Gamine Beauty seeks to empower our audience with stories of women passionate about making a positive contribution to society. Stories of trailblazers that show us that we can make a change! Stories that inspire us to live our truths and to march to the beat of our own drum.

 Audrey Hepburn was one such spirit, the quintessential Gamine. We honor her not only for her beauty, talent and style, but also for her fearless acts of humanitarian aid. She did something important with her life. She never let doubt stop her. She aged with purpose, compassion and pure grace. We hope to inspire your inner Audrey!

What does Gamine mean exactly? It’s a definition that goes well beyond a boyish sense of style. It’s a descriptive word, one with many meanings. One of my personal favorites is “a girl who is allowed to roam the streets without supervision”. One thing all “Gamines” have in common is that they march to the beat of their own drum. Unapologetically. We want to showcase women who have inspired us not only with their trend-influencing personal style but who have also demonstrated bold acts that define them as “activists” in their own right. When women have the world stage and our attention, what do they do next? Those who use their influence to create change in the world inspire us. Women whose beauty goes deeper than how they look or the clothes they wear are inspirations. Whether a celebrity or girl next door, we all have but one chance at this life (maybe), so let’s use it as a positive force in this world.

We love a Gamine, dripping in personal style that gives us the inspiration to live outside of trend. To be who we are, proudly and without permission. Whether that is to cut our hair and wear masculine clothing or to embrace our Boho spirit and let our mother earth hippy out, in everyplace between, we celebrate you.

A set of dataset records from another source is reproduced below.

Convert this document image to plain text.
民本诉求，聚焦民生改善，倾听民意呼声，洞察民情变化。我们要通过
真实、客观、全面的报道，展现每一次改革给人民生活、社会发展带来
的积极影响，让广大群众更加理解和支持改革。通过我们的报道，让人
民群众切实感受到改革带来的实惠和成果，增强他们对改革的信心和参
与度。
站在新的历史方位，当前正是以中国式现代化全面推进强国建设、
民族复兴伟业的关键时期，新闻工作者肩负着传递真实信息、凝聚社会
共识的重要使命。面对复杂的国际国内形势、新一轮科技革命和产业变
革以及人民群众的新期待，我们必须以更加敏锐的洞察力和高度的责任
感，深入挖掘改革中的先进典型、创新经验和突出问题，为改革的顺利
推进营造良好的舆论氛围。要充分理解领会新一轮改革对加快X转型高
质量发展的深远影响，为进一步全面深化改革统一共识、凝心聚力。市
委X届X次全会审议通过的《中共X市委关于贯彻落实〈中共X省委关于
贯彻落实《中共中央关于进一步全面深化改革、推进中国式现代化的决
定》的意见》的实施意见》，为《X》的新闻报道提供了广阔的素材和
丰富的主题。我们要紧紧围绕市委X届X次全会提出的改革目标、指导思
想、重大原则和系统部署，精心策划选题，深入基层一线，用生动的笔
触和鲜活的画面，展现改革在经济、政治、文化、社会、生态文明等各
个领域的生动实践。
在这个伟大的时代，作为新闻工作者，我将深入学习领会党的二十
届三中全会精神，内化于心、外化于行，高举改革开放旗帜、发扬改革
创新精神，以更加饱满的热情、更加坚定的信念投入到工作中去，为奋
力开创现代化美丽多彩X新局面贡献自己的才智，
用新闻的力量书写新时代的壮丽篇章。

It is only appropriate that our first blog post be a feature on the one and only Audrey Hepburn. The term Gamine was coined for this incredible woman. Of coarse we all know her as the movie star and style visionary who was inducted into the International Best Dressed List Hall of Fame. With her short hair style, thick eyebrows, slim body and “gamine” looks, she presented a look which young women found easier to emulate than those of more sexual film stars of the time. She was the muse of Givenchy and some might ask, did Audrey Hepburn create Givenchy or was it the other way around? Women all over the world continue to seek out the perfect “Little Black Dress” ever since Holly Golightly set the bar while shamelessly enjoying an all-nighter breakfast, window-shopping at Tiffany’s.

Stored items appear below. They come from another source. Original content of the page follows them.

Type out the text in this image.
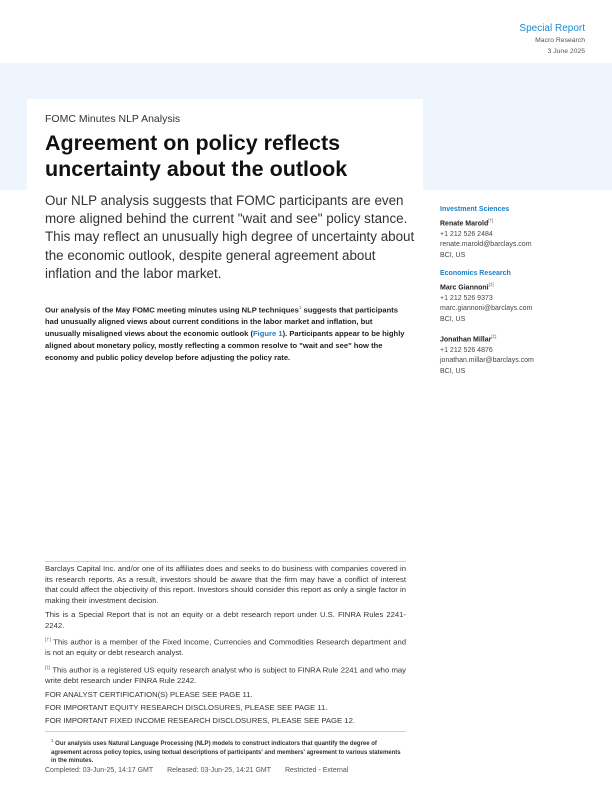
Special Report
Macro Research
3 June 2025
FOMC Minutes NLP Analysis
Agreement on policy reflects uncertainty about the outlook

Our NLP analysis suggests that FOMC participants are even more aligned behind the current "wait and see" policy stance. This may reflect an unusually high degree of uncertainty about the economic outlook, despite general agreement about inflation and the labor market.

Our analysis of the May FOMC meeting minutes using NLP techniques$^1$ suggests that participants had unusually aligned views about current conditions in the labor market and inflation, but unusually misaligned views about the economic outlook (Figure 1). Participants appear to be highly aligned about monetary policy, mostly reflecting a common resolve to "wait and see" how the economy and public policy develop before adjusting the policy rate.

Investment Sciences
Renate Marold[†]
+1 212 526 2484
renate.marold@barclays.com
BCI, US
Economics Research
Marc Giannoni[‡]
+1 212 526 9373
marc.giannoni@barclays.com
BCI, US
Jonathan Millar[‡]
+1 212 526 4876
jonathan.millar@barclays.com
BCI, US

Barclays Capital Inc. and/or one of its affiliates does and seeks to do business with companies covered in its research reports. As a result, investors should be aware that the firm may have a conflict of interest that could affect the objectivity of this report. Investors should consider this report as only a single factor in making their investment decision.

This is a Special Report that is not an equity or a debt research report under U.S. FINRA Rules 2241-2242.

[†] This author is a member of the Fixed Income, Currencies and Commodities Research department and is not an equity or debt research analyst.

[‡] This author is a registered US equity research analyst who is subject to FINRA Rule 2241 and who may write debt research under FINRA Rule 2242.

FOR ANALYST CERTIFICATION(S) PLEASE SEE PAGE 11.

FOR IMPORTANT EQUITY RESEARCH DISCLOSURES, PLEASE SEE PAGE 11.

FOR IMPORTANT FIXED INCOME RESEARCH DISCLOSURES, PLEASE SEE PAGE 12.

$^1$ Our analysis uses Natural Language Processing (NLP) models to construct indicators that quantify the degree of agreement across policy topics, using textual descriptions of participants' and members' agreement to various statements in the minutes.
Completed: 03-Jun-25, 14:17 GMT Released: 03-Jun-25, 14:21 GMT Restricted - External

When starring next to Gregory Peck, he requested her name be presented with equal billing. Peck was quoted as saying about a lesser presentation,” You’ve got to change that because she’ll be a big star and I’ll look like a big jerk.” It’s hard to believe that this woman whose gravitas, admired by so many, was as insecure as the rest of us! Her response to her own self-doubt can inspire all, “You can say my definiteness stems from underlying feelings of insecurity and inferiority. I couldn’t conquer these feelings by acting indecisive. I found the only way to get the better of them was by adopting a forceful, concentrated drive.”

There was so much more to Audrey Hepburn than the movie star and fashion icon. She appeared in fewer films as her life went on, devoting much of her later life to UNICEF. She had contributed to the organization since 1954, but she herself participated in many dangerous missions in some of the poorest communities of Africa, South America, India and Asia between 1988 and 1992. She was awarded the Presidential Medal of Freedom in recognition of her work as a UNICEF Goodwill Ambassador in December 1992.

Deeply affected by her childhood under Nazi occupation, her health was compromised during the Dutch Famine when the Germans blocked supply lines. Like so many others, Hepburn’s family resorted to making flour out of tulip bulbs. She developed acute anemia, respiratory problems and edema as a result of malnutrition. It is sad to learn her envied thinness was a result of extreme health problems. It was long believed that during this time, Hepburn participated in the Dutch Resistance. This was the beginning of her activism and her burning desire to help the children of the world.

Her conviction for humanitarian relief can be felt in this quote:

 “I have a broken heart. I feel desperate. I can’t stand the idea that two million people are in imminent danger of starving to death, many of them children, [and] not because there isn’t tons of food sitting in the northern port of Shoa. It can’t be distributed. Last spring, Red Cross and UNICEF workers were ordered out of the northern provinces because of two simultaneous civil wars… I went into rebel country and saw mothers and their children who had walked for ten days, even three weeks, looking for food, settling onto the desert floor into makeshift camps where they may die. Horrible. That image is too much for me. The ‘Third World’ is a term I don’t like very much, because we’re all one world. I want people to know that the largest part of humanity is suffering.”

Clearly it’s only natural that Audrey Hepburn, who helped coin the term “gamine”, be our first to feature. This beautiful, daring woman with a warrior’s heart was passionate about living a life of service. Live boldly, beautiful gamine women. You can make anything happen.